Just arrived home after two weeks in North East Tasmania. A mixture of wilderness and "ordered woods and gardens" where the borders between are often blurred. Fifteen years ago while visiting the southern and western area of the island native animals were frequently seen on the roadsides (admittedly some as road kill, but the evidence of their existence was there). This time the only places I saw native animals were in wildlife parks, and many of those were "rescues", like the magnificent pair of wedgetails in the photograph..no longer able to fly. Facial tumour disease is decimating the Tasmanian Devil population and although there is a great deal of fund raising and research happening no one seems any closer to a cure or solution. The platypus is falling victim to some sort of nasal virus which has been carried in from the mainland and to which the local population has no immunity.
So all the monotremes and marsupials we saw were behind bars!
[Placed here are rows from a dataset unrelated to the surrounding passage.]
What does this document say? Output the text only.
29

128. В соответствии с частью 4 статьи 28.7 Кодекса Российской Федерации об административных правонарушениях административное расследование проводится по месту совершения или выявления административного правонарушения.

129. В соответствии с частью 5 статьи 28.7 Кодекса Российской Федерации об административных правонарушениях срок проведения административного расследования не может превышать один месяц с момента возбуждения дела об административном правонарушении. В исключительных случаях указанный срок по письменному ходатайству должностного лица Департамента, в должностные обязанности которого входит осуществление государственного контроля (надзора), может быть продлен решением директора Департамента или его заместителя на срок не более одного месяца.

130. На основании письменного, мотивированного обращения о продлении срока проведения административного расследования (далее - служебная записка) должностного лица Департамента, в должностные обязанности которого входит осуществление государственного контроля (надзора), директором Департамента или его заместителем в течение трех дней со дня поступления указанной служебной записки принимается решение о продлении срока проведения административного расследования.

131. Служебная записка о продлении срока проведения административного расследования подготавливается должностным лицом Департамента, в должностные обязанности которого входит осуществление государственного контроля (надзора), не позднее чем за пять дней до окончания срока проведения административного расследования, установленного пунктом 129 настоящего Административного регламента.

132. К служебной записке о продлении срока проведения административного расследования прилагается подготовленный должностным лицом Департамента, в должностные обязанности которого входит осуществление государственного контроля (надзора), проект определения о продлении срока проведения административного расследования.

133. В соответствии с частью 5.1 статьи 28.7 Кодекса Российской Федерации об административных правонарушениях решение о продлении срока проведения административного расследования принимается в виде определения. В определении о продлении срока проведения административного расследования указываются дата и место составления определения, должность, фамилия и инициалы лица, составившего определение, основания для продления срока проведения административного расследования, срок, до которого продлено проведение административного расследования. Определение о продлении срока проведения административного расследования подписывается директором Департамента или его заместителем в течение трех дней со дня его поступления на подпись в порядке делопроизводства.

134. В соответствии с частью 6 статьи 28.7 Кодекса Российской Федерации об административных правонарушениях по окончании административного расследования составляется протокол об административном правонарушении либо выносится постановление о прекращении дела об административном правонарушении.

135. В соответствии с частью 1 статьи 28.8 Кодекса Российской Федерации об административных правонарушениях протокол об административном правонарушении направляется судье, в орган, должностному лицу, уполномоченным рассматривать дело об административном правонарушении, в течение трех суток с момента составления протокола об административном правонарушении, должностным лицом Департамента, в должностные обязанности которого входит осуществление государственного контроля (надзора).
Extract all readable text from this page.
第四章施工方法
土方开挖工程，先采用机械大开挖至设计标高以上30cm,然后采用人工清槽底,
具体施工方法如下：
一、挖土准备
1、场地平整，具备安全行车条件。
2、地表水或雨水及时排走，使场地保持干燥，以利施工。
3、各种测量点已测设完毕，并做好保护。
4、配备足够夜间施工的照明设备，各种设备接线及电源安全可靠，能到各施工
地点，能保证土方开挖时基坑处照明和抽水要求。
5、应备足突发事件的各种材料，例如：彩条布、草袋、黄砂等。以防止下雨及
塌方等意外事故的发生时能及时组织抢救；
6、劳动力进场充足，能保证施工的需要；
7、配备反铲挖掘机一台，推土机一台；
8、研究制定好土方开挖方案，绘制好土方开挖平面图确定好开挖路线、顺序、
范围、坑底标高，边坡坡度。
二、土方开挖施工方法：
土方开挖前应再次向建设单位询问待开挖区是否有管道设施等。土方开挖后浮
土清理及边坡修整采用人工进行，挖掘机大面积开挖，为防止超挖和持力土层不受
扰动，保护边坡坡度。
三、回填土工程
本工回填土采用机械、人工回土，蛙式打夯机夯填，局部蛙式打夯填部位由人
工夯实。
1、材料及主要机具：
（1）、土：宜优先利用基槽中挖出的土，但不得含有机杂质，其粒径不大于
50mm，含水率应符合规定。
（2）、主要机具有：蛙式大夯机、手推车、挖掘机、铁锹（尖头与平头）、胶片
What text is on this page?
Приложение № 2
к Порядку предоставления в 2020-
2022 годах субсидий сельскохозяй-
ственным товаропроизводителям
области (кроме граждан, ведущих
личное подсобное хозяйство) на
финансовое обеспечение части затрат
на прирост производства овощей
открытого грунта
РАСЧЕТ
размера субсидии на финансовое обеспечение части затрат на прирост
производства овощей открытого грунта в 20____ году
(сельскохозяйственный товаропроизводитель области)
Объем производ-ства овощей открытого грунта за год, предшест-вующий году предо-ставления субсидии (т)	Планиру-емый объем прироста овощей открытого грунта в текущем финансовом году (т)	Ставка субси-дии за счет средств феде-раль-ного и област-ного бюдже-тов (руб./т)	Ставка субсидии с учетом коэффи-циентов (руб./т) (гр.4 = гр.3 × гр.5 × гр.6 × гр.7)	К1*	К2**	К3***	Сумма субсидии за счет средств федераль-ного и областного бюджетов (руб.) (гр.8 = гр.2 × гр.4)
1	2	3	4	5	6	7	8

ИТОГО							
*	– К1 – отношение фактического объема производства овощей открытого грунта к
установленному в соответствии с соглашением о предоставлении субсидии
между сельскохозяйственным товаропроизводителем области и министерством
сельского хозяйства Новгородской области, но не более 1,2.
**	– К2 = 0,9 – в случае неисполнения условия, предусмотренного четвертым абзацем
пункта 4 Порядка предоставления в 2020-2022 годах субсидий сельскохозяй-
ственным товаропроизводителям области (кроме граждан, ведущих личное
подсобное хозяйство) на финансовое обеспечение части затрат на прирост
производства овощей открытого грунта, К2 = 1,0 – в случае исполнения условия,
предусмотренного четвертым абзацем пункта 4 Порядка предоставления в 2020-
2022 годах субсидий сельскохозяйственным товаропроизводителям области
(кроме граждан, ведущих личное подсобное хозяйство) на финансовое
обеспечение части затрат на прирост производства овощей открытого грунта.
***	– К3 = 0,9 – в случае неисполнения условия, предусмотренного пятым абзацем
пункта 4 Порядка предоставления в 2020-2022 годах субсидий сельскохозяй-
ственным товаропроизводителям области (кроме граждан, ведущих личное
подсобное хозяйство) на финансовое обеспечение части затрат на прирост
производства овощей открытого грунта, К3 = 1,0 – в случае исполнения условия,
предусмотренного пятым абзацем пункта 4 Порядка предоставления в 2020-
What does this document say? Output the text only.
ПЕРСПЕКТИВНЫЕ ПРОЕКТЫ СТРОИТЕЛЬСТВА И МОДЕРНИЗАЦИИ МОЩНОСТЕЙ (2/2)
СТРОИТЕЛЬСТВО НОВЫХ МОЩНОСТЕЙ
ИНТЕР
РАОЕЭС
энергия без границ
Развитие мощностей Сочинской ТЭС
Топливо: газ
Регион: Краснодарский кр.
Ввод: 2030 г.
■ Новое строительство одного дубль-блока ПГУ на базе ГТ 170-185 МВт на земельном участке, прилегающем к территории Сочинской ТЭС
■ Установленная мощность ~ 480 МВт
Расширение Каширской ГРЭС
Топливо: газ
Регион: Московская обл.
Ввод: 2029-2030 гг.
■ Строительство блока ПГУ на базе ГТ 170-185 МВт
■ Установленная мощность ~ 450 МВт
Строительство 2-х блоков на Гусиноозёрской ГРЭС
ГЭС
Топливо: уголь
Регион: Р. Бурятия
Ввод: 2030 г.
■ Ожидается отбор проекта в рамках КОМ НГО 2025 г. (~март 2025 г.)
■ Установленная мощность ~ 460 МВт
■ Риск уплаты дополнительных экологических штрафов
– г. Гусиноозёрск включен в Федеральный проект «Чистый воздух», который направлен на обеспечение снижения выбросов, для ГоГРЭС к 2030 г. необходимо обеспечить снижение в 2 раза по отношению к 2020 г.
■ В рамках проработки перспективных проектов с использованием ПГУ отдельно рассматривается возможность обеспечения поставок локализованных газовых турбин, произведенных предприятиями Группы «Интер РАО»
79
The platypuses and echidnas at Beauty Point at the end of the Tamar highway never see natural sunlight and are cossetted in a privately owned wildlife "Hilton" Well looked after, obviously treasured and loved but definitely living the high life not the wild life!
It is argued that these displays (zoos if you like) help to educate and promote the "conservation" of these amazing creatures. But why then is their habitat disappearing even faster each day and their populations diminishing at an alarming rate? Why too, is the increasing need for rescue operations and sanctuaries falling to private individuals who struggle on with no government funding. These people are forced to turn their "parks" into petting zoos with domestic farm animals displayed alongside echidnas and devils.
So what exactly are we teaching the kids that visit these parks. That animals are more desirable when they are on display and on our terms. It doesn't matter that we are taking over their habitats we can always breed them in captivity! And besides they are so much more accessible this way, with so many cute photo opportunities!

Will today's children's children ever experience that wonderful feeling of spotting a glimpse of a truly wild animal, free in its natural habitat and untouchable.......not by current predictions they won't!